Observé mi escritorio,desordenado, llenos de papeles, la mayoría sin importancia alguna. Ordenándolos encontré uno que me llamaba la atención, reflejaba un dibujo, realizado hace 1 mes. Al mirarle sentí una punzada en mi corazón, era ni más ni menos, el modelo de un amigo perfecto, yo lo denominé "Mi amigo imaginario".
Era un hombre de alrededor 17 o 18 años, con una altura de 1'72 metros, Su pelo cobrizo cae sobre la parte izquierda de su preciosa frente, dejando al descubierto, sus bellos ojos castaños, los cuales destacan por su característico brillo. Su sonrisa espectacular, capaz de llegar al fondo del alma, provocando la sonrisa mas profunda que cualquier ser humano no podría. Según su físico era fuerte y delgado.
En su interior escondía un gran corazón, capaz de luchar contra el mismísimo demonio para defender lo que de verdad quiere. Resumiendo, era el amigo perfecto.
Cerré los ojos para imaginarme a ese amigo que nunca tendría, incapaz de existir en mi vida desastrosa, justo en ese momento, un golpe sonó detrás de mi.

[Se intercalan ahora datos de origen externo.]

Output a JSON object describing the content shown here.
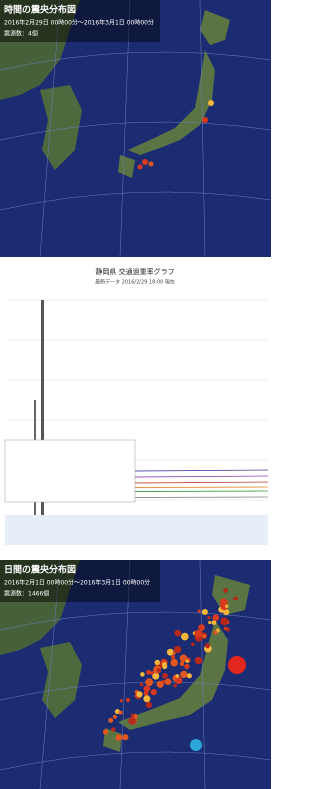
{
  "panels": [
    {
      "title": "時間の震央分布図",
      "period": "2016年2月29日 00時00分～2016年3月1日 00時00分",
      "count": "震源数：4個"
    },
    {
      "title": "静岡県 交通過重率グラフ",
      "subtitle": "最新データ 2016/2/29 18:00 現在"
    },
    {
      "title": "日間の震央分布図",
      "period": "2016年2月1日 00時00分～2016年3月1日 00時00分",
      "count": "震源数：1466個"
    }
  ]
}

En ese momento abrí los ojos y vi una sombra, la cual procedía de una persona posada detrás mía. Girándome lleno de temor, allí estaba él, mi creación imaginaria, tendiéndome la mano para que yo la tomara. Me estaba volviendo loco, pensé. Sabiendo que le atravesaría, estiré mi mano hacia él. Me cogió la mano y en ese momento me di cuenta de que podía tocarle. Sin dudar ni un momento, me abalancé sobre él, sintiendo su aroma, su tacto, era tal y como me lo había imaginado, lo que no comprendía era como podía tocarle, en aquel instante, con una voz tierna y relajada pronunció "Tú tampoco existes". Entré en estado de shock ante aquella aclaración, pero me dí cuenta lo triste que era mi vida y que junto a él, sería feliz.